The second lap around the field it became apparent this plane is tail heavy as I was fighting the elevator to keep it level. I backed off the throttle and it was much better, but not perfect. 3rd lap around [and about 3 minutes into the flight], the motor started acting up. I started loosing power, ok, time to land. The plane didn't want to land, it wanted to keep flying! I blew right across the runway and decided to go around one more time...maybe. I made the turn to down wind and slowly added throttle to about half, not wanting to push the ESC any harder due to not knowing what was going on. and then the motor quit. No power to the motor. Ok...I let it drop, then started adding elevator to flare out, but this plane had it's own idea of how to land.
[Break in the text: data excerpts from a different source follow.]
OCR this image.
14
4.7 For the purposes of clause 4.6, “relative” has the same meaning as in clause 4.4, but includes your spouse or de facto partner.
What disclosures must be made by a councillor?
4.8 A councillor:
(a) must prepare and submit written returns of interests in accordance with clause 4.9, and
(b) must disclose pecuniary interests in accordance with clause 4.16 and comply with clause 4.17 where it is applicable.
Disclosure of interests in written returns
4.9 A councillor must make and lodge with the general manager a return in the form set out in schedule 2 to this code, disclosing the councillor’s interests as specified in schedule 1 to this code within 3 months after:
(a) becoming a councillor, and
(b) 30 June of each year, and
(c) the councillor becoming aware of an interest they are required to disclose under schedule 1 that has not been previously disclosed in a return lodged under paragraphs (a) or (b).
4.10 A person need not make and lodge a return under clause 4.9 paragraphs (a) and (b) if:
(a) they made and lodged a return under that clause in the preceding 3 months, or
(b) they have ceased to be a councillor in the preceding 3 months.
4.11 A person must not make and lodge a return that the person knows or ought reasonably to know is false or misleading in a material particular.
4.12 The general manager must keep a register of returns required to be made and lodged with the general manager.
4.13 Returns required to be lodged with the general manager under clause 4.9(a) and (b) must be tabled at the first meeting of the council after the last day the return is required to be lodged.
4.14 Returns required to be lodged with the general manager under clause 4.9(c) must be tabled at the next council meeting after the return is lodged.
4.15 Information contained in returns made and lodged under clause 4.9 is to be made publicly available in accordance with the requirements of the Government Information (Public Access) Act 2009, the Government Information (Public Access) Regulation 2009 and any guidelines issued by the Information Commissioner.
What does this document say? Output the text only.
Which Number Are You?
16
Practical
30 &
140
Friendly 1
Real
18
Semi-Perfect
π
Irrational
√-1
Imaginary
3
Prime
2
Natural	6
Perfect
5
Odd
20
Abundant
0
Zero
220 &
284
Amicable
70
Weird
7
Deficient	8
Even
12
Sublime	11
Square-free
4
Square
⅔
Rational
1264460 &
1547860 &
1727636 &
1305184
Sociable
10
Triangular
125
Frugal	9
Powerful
Stall in the air, then drop. It's glide path is almost like that of a jet plane...45 degrees down angle, flare at the last few feet! As soon as the plane finished the down wind turn and hardly any power, it just stopped flying.

I wasn't far from the ground, 8 feet'ish. It landed and the nose gear took the brunt of the impact and broke the prop. I said oh crap! The guy's were ecstatic! It flew well and it landed in one piece...ok 2 pieces...the broken prop. So they packed their prize possession and said let's get something to eat, we're buying! Wow, ok, thanks!

Now, before I was honored as the students test pilot...I had just finished 20 minutes before getting to the flying field, my new Agile 7.2 electric heli (the one to replace my electric Whiplash). I had 3 sets of batteries to run through this heli providing everything worked on the first flight. I pulled it out, unfolded the blades, turned on the radio and verified it was set to the right profile, plugged in the Beast X, and waited for the controller to initialize. I watched the swashplat move up and down 3 time, I'm good to go! As I had plugged in the first LiPo 6 cell pack, I could hear buzzing from one of the servos. This was a bound up type of buzzing. I quickly discovered it was coming from the tail servo! WHAT!!! It's a new servo, how could it be bound?! I tried to move it by hand...carefully, but it was no use, it's stuck! Ok, shut it down and look at it later.

So I pulled out my Whiplash gasser. One of the guy's said "that's a gas helicopter?" Yep, then the 20 questions I gave it a few pulls on the rope and my Whippy came to life. As I walked out to the runway, all eye's are on me. I could hear one of them saying "watch this...he's good!" Yea right, I'm mediocre, I can hold my own in the intermediate/advance class. So I put on a show for them. There was a lot of oo's, ah's, eee's, the cool sounds coming from an audience. That was the second highlight of their day. They really enjoyed the autos, so I did my land like an airplane and spin around backwards and slide across the runway on the front skids. The mat is not as slippery as asphalt, but it worked somewhat.

We went to a small resturant called Mr.C's. It's a small "mom & pop" shop, but they have good food! One of those hidden places. The guy's loved it and told me they look forward to going there every year. Cool! Even though we were freezeing our butts off...I give yesterday a 10/10!

Whiplash gasser = 1
NIU plane = 1

Total heli flights = 10

Tuesday the NIU team is off to Texas for their competition! Good luck guys!
"I love the smell of Nitro/Gas in the morning!"